La 28ème session de la Conférence des chefs d’Etats et gouvernements de l’Union africaine (UA), qui s’est tenue à Addis-Abeba, en Ethiopie, les 30 et 31 janvier dernier,  s’est articulé – au delà du remplacement du président de l’organisation, du vote du nouveau président de la Commission – autour de la mise en œuvre des mesures panafricanistes visant à renforcer les liens d’appartenances entre pays membres du continent, mais aussi d’une rencontre de l’Alliance Smart Africa, puis du comité des chefs d’Etat et gouvernements africains sur les changements climatiques (CAHOSCC) dont le Gabon a pris la tête.

A la lecture du communiqué de la presse présidentielle, qui a annoncé le retour d’Ali Bongo Ondimba de la 28ème session de la Conférence des chefs d’Etats et gouvernements de l’Union africaine, sa présence aussi a été indiqué à la 4ème réunion de conseil d’administration de l’Alliance Smart Africa, suivi de celle du comité des chefs d’Etat et gouvernements africains sur les changements climatiques (CAHOSCC).

Au cours de cette conférence des chefs d’Etat lancée sous le thème 2017:  » tirer pleinement parti du dividende démographique en investissant dans la jeunesse », des engagements « d’investir dans les deux secteurs prioritaires que sont la santé, l’emploi » ont été pris conscient que l’avenir du continent appartient à la jeunesse, qui représente près de 200 millions d’africains. Cette prise de conscience s’accompagne des ajustements sur de la représentativité des femmes et des jeunes au sein  de l’institution.

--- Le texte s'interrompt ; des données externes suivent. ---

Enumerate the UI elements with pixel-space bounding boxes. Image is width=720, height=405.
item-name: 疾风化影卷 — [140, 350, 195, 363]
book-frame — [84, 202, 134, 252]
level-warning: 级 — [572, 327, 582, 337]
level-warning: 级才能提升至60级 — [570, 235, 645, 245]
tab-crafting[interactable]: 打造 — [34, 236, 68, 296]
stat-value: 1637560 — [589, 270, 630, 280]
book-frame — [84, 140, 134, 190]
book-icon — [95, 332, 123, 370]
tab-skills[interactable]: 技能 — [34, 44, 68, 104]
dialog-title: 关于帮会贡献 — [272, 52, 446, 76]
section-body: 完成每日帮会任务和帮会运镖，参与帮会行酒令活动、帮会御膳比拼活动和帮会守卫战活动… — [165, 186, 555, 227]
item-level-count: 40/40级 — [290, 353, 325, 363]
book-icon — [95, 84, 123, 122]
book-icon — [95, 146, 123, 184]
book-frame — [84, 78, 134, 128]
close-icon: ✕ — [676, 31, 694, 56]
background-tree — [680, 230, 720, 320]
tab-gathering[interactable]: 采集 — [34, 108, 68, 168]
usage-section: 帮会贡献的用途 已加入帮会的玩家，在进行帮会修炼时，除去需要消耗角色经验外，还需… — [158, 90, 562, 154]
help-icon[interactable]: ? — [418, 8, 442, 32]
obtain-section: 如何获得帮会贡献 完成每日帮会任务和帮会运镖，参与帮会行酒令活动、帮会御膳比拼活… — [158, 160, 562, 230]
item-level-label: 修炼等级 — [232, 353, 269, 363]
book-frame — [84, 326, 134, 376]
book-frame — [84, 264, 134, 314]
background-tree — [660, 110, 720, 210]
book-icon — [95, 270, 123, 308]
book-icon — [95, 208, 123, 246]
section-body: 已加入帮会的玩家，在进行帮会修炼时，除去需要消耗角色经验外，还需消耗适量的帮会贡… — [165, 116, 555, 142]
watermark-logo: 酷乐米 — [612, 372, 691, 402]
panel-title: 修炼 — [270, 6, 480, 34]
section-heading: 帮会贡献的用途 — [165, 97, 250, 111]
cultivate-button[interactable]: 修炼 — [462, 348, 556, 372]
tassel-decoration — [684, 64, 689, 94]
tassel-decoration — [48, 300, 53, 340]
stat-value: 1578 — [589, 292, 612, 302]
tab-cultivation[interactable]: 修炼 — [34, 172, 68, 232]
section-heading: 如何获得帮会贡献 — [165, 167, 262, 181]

Par ailleurs, après l’initiation du projet majeur des chefs d’Etats sur le « passeport africain étendu à tous les citoyens de l’Union Africaine », lors d’une des réunions auxquelles prenait part le président de la république, c’est-à-dire la 4ème réunion de conseil d’administration de l’Alliance Smart Africa qui compte 17 pays membres aujourd’hui, il a été décidé  de la mise en œuvre du système «  « le réseau unique » qui permet aux ressortissants des pays membres d’appeler et d’être appelés dans tous les pays membres au tarif local et sans taxes d’itinérance », afin d’établir l’inter-connectivité numérique du continent africain.

En définitive, il convient de retenir en substance que ces assises continentales ont été marquées aussi par l’élection du Tchadien Moussa Faki Mahamat, ancien ministre des affaires étrangères, qui succède à la Sud-Africaine Nkosakana Dlamini  au sommet de l’Union africaine et Ali Bongo Ondimba désigné désormais pour assurer la coordination du CAHOCC après son prédécesseur Abdel Fattah Al-Sissi.